The Goldilocks Method: A Fun and Engaging Teaching Tool for the ESL Classroom

in Teaching

As English teachers, we’re always on the lookout for teaching tools that are effective, easy to implement and fun. In this post, George Arping from HELTA is sharing a method that meets all of the above criteria and has worked very well for her so far.

The Goldilocks Method has morphed from something I learnt at BESIG many years ago. It’s a positive, feel-good reading tool which shows students how much they actually know.

In the fairy tale with the girl and the three bears, Goldilocks prefers porridge that is neither “too hot” nor “too cold” but “just right”. Likewise, students prefer tasks that are neither too easy (boring) nor too hard (demotivating). It’s exercises that are at the same time challenging and manageable that keep learners engaged and motivated.

The Goldilocks Method can be used in both the virtual and on-prem classroom and has never failed so far.
However, I wouldn’t do this online in a large group as it would take too much time. It works well in smallish online classes or any size face-to-face.

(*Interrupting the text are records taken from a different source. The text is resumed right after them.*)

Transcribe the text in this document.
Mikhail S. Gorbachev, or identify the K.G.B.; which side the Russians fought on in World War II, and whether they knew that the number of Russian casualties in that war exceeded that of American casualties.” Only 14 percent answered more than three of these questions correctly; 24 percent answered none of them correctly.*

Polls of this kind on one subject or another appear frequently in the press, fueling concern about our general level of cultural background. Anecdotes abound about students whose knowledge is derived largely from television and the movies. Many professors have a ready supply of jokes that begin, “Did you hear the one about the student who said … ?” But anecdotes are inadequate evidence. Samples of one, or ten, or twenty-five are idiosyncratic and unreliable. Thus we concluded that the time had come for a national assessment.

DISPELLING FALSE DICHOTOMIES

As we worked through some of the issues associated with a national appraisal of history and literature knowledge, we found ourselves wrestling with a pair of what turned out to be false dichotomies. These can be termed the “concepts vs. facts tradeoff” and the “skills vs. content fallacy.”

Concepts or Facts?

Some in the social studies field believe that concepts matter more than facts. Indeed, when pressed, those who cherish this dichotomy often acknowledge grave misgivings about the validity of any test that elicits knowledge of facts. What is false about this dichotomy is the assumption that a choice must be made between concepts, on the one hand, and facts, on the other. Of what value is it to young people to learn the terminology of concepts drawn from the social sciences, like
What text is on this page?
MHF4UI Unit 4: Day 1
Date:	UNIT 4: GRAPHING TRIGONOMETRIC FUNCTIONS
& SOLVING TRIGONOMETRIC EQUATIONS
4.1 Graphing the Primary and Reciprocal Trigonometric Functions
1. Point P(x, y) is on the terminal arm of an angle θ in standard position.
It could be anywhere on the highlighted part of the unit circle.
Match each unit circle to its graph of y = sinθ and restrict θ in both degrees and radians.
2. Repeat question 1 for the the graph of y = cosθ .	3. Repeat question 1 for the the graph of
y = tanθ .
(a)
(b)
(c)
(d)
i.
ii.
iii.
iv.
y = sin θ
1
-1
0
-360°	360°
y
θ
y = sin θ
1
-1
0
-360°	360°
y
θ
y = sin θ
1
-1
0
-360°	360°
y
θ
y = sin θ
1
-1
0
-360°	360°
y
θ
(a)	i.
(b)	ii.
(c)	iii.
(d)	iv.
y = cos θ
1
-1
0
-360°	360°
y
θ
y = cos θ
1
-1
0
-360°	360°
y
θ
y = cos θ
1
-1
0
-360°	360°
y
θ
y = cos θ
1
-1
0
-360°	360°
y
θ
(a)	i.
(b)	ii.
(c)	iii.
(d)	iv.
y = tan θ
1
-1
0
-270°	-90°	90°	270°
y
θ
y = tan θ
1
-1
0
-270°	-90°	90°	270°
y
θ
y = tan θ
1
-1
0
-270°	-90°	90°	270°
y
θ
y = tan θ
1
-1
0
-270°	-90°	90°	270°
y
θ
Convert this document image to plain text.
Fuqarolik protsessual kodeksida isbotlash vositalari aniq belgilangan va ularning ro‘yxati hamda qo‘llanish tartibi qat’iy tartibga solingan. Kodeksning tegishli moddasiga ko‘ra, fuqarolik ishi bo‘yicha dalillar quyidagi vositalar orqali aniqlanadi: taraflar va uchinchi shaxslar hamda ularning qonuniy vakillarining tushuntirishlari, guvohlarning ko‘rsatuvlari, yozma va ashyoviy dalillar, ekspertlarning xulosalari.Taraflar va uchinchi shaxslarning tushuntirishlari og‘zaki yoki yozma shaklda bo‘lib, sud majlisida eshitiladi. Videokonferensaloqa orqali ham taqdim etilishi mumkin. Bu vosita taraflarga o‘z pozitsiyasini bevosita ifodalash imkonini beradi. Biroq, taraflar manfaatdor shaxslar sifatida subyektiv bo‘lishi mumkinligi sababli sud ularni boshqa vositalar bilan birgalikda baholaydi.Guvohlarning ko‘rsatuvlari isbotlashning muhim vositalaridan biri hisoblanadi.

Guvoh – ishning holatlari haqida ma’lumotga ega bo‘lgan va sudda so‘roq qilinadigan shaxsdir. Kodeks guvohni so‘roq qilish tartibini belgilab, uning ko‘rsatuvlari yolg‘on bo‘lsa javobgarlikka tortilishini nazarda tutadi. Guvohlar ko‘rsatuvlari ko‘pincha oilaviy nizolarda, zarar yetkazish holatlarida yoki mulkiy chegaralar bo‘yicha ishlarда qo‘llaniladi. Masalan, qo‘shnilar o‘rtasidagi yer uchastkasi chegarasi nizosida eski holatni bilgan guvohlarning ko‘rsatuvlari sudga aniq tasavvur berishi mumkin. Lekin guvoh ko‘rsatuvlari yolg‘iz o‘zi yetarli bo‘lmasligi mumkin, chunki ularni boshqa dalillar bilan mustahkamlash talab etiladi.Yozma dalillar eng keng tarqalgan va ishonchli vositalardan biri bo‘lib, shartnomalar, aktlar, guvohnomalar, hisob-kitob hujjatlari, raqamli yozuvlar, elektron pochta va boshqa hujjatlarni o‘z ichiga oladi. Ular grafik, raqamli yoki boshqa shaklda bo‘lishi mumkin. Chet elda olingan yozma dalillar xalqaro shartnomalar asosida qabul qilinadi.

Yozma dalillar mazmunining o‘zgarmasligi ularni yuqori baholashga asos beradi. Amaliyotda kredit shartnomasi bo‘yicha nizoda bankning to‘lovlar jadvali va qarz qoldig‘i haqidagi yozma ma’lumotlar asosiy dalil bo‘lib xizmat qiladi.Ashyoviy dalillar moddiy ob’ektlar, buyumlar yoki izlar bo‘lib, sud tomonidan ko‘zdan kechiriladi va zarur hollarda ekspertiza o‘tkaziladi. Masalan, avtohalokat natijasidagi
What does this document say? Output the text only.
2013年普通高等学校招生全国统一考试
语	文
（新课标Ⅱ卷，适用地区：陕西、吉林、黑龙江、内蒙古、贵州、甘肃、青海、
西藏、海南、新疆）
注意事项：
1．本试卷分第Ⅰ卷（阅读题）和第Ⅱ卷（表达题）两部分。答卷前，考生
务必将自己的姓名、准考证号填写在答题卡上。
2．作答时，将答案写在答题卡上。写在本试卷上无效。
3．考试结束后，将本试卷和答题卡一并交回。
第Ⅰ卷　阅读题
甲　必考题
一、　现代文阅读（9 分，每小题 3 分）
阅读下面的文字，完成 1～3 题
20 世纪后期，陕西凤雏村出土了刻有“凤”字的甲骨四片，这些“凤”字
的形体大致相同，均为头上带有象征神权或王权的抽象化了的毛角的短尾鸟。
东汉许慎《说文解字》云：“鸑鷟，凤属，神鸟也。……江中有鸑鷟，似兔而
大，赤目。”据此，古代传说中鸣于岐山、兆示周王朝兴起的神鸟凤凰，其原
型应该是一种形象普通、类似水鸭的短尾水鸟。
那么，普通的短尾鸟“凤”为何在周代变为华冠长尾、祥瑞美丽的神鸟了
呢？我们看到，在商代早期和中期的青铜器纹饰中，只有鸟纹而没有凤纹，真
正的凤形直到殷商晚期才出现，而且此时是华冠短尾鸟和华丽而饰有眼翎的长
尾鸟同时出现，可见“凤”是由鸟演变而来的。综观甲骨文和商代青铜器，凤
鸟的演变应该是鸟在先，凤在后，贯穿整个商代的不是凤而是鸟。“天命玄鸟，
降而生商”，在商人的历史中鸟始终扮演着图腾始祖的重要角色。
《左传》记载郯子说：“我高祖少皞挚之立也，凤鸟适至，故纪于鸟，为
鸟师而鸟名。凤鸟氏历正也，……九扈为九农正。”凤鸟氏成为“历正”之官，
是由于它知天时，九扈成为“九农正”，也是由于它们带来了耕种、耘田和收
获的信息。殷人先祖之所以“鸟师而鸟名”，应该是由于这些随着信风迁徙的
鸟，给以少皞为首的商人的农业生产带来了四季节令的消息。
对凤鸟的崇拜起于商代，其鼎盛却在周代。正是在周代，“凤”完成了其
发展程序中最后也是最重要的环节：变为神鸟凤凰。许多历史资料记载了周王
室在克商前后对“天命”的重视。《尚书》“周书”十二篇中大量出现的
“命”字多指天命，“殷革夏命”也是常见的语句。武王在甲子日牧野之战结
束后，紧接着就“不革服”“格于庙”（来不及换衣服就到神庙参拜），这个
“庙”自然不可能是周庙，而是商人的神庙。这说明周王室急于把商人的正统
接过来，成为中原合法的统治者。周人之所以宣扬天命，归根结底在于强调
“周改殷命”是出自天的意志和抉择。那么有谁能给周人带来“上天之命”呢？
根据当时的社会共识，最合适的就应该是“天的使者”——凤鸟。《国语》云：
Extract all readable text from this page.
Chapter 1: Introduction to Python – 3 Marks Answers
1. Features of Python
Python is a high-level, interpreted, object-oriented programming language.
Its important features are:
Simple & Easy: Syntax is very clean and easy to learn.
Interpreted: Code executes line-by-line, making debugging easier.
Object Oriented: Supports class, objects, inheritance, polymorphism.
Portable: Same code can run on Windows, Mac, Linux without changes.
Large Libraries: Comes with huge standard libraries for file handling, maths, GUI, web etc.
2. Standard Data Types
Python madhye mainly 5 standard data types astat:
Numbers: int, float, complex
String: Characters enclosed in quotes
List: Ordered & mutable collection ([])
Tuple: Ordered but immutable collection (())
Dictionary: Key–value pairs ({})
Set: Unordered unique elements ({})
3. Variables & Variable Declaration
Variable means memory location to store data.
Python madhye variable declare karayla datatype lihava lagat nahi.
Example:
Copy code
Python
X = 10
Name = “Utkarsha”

How to use the Goldilocks Method online

First off, find an article suitable for your group to read, or ask them to find something they’d like to read. The latter option can be riskier but still works.

Once you have found a suitable text, follow these steps:

    •  1. Ask a participant to screen share the article.
    • 2. Highlight the whole first paragraph in a colour and ask the group to read the paragraph – either as a group or individually, your choice.
    • 3. Then, ask them if there are any words/ phrases which they’re unsure of and “un-highlight” them.
A hightlighted paragraph with “un-highlighted” words
  • 4. Ask whether they could understand the paragraph even without this word or phrase, based on the context.
  • 5. Continue in this way until you finish the article.
  • 6. Go back to the top of the article and now look at the vocab which they were unsure of; there’s lots you can do here, eg, ask if they think they can explain the word.
  • 7. Once they know what the word is, you can expand on the word family, add prefixes or suffixes, synonyms or antonyms, etc.
  • 8. Finally, check stress and intonation.

I then emphasise to the group how many words and phrases they really know (by the amount of highlighted text!).
After the lesson, I run the words and phrases from the text through ChatGPT and ask for a gap-fill exercise (be careful: you always, always, always have to check what ChatGPT spits out!).
Here’s an example of a Goldilocks-inspired gapfill exercise:

A gapfill exercise

I usually start the following lesson with the worksheet, or send it to them as homework.

How to use the Goldilocks Method face-to-face

The Goldilocks Method can be used face-to-face, and the procedure is almost identical. The main difference is that you’ll have to equip each group with a photocopy of the article and coloured highlighter pens.
Then, simply follow these steps:

  • 1. Get each student to highlight each word they know as they go through the first paragraph.
  • 2. Ask if there are any words that they are unsure of and then continue as above from point 4 onwards.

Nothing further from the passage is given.